Production of single yarn

Things to know

Intro

Yarns are preliminary products in the manufacture of thread. Some are produced by sewing thread manufacturers, others by preliminary suppliers – spinning mills and chemical fibre producers. The principle of yarn production is identical regardless of the raw material used for the respective yarn types. Analogous to the construction types, there are the following different yarn types:

Spun yarn

The raw materials are cotton fibres or synthetic cut staple or schappe spun fibres, which are delivered in compressed bales. The loose fibre material is processed into roving in various steps:

  • Loosening and cleaning
  • Arranging and parallelising the fibres
  • Sliver formation
  • Drawing out
  • Pre-spinning to form roving


At AMANN, both rovings made from cut staple fibres and schappe spun fibres are processed. When processing cut staple fibres, the length of the fibres is identical to the average staple length of cotton fibres, meaning that the roving can be processed on ring spinning machines in what is known as three-cylinder spinning.
The fibres are stretched and doubled several times to produce a fibre yarn of the desired fineness. Pre-spinning and yarn twisting are carried out on ring spinning machines in the three-cylinder spinning process.
Cotton yarns are spun on ring spinning machines in three-cylinder spinning mills. The yarn is twisted on the ring spinning machine.

Core yarn

For core yarn production, raw material made of continuous filament material must be combined with a covering of cut staple fibres. The manufacturing principle for the covering is similar to that for spun yarns. The fibre material is delivered in pressed bales and processed into roving. The spinning process on the ring spinning machine then combines the covering and the continuous filament core. Finally, the yarn is twisted. The core yarn is the starting product for the core spun thread.

Continuous filament yarn

Continuous filament yarn is used as the raw material, which is sourced directly from the chemical fibre industry. This raw material consists of fine, parallel individual filaments that are only slightly twisted or twisted for protection. 
The number of individual filaments varies greatly and depends primarily on the overall fineness of the material. In some cases, continuous filament bundles with up to 200 individual filaments are used. The required yarn twist is only applied shortly before the yarn is plied and twisted on the twisting machine.

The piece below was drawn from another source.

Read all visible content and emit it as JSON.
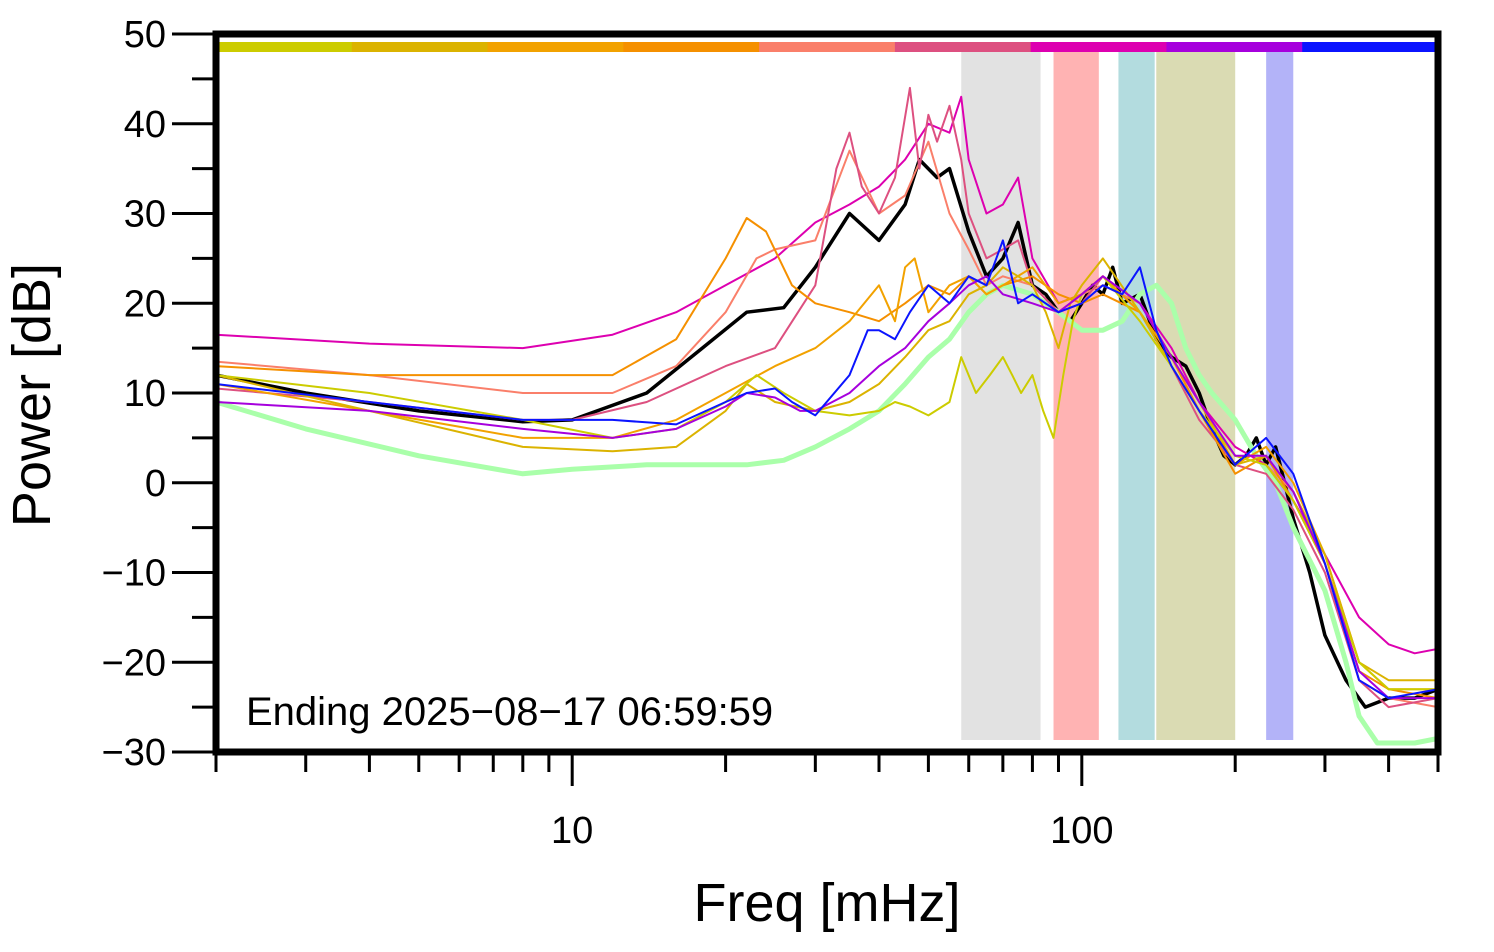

Texturised continuous filament yarn (bulk yarn)

Polyester or polyamide continuous filaments are used as the starting material, which are further processed into bulk yarns through texturing. There are various texturing processes. The false twisting process is generally used for this application of bulk yarns. In this process, the smooth filament, consisting of numerous individual filaments, is passed through a heated zone, at the end of which a high-speed twisting device produces the desired twist. The twist is fixed by heat treatment and subsequent cooling. The yarn is then untwisted again, but the puckering remains and creates the familiar bulk effect.

Braided yarn

In braiding, yarns are intertwined on a horizontal plane. This is done by rotating 6 or 8 of a total of 12 or 16 bobbins clockwise and 6 or 8 counterclockwise around a common axis. The clapper path describes a wave pattern, as the clappers have to avoid each other. The braided yarn produced in this way is then wound onto a so-called tambour. The yarn has a tubular shape, is hollow on the inside and lies flat. As the yarn has no twist, it must be pulled off by rolling. Pulling it overhead, as with standard sewing threads, would cause the braided yarn to twist, resulting in an unattractive seam. Braided yarn is therefore unrolled throughout the entire process chain up to the sewing machine.